Proposed Cochrane Review
The aim of this review is to evaluate the impact of hospital planning and design approaches and interventions to improve conditions for people with dementia and assist family members or carers in their supporting role. To investigate the impact of various design principles and measures, studies will be reviewed that examine the effectiveness of a range of design interventions. Given the complexity of the hospital environment and the need to ensure that all key locations, and building components are considered, the following framework will be used to structure the review of the various studies: Site Location, Approach, entry Onsite Circulation – planning and design interventions to improve accessibility, usability, and orientation for people with dementia and also provide greater support for carers (i.e. appropriate exterior circulation routes, external wayfinding, respite or resting areas etc.)
Building Entry and Internal Circulation – interventions to improve ease of access, interior wayfinding and orientation, respite or rest areas, increased legibility through visual access, etc.
Key Internal and External Spaces – planning and design interventions that position spaces in appropriate locations, create calm and legible spaces that support easy orientation etc. Building Components – fittings, finishes, signage, technology, artwork etc.

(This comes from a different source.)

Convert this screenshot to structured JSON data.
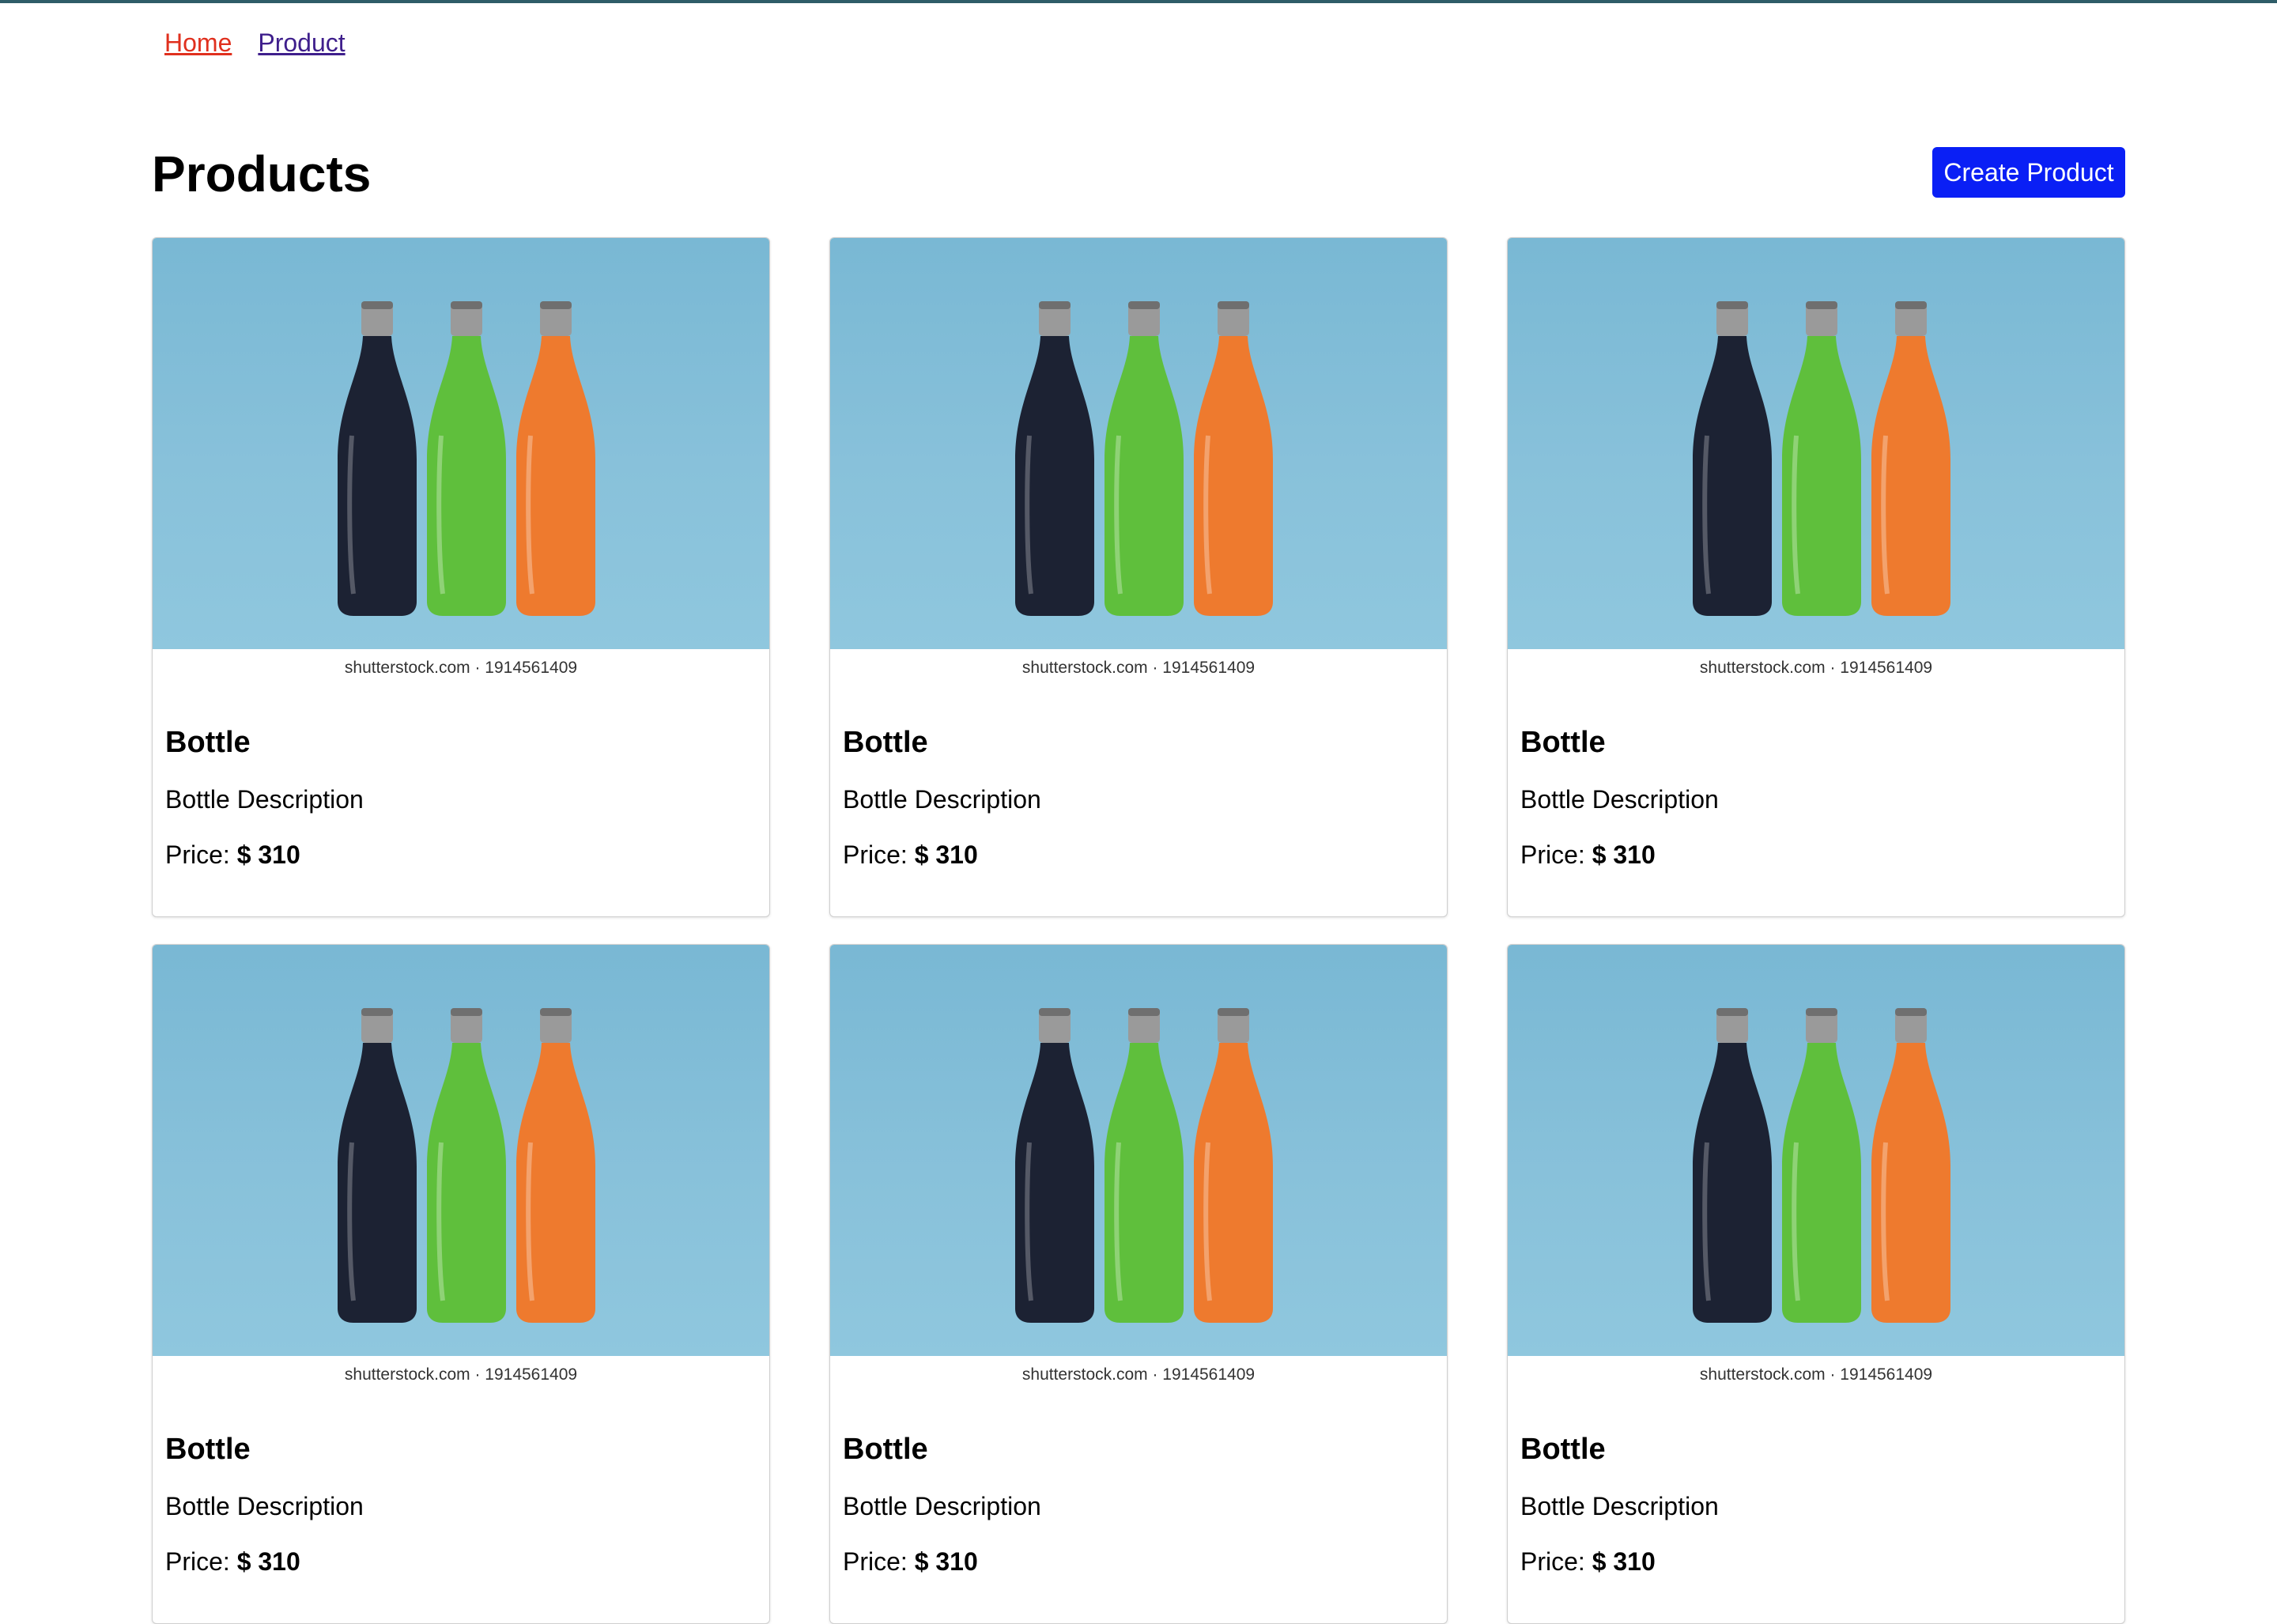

Internal Environment – thermal comfort, acoustic, and lighting interventions that address the cognitive and physiological needs of people with dementia. In line with Drahota et al [6] these interventions will include: 1) ‘positive distracters’ that provide sensory stimulation (not as part of a therapy); 2) interventions that reduce environmental stressors; and 3) multi-faceted interventions that blend various interventions.
Outcomes to be examined
The primary outcomes to be examined will include a range of validated health related measured outcomes including: anxiety; quality of sleep, aggressive and challenging behaviours; length of stay etc. The secondary outcomes will include non-health related carer outcomes such as: satisfaction levels; anxiety; ability to continue supporting the person with dementia throughout the visit, etc.
Studies to be examined
Searches will be conducted using key databases such as MEDLINE, PUBMED, EMBASE, and Cochrane Reviews. Randomised Control Trials (RCTs) are often difficult to conduct in relation to studying the effectiveness of design interventions and therefore a wide range of studies will be reviewed including: RCTs, controlled trials and Interrupted Time Series (ITS), and Controlled Before and After studies (CBAs). To expand the review beyond the traditional clinical databases, design based and multi-disciplinary sources such as PLOS One and HERD (Health Environments Research & Design) Journal will also be examined.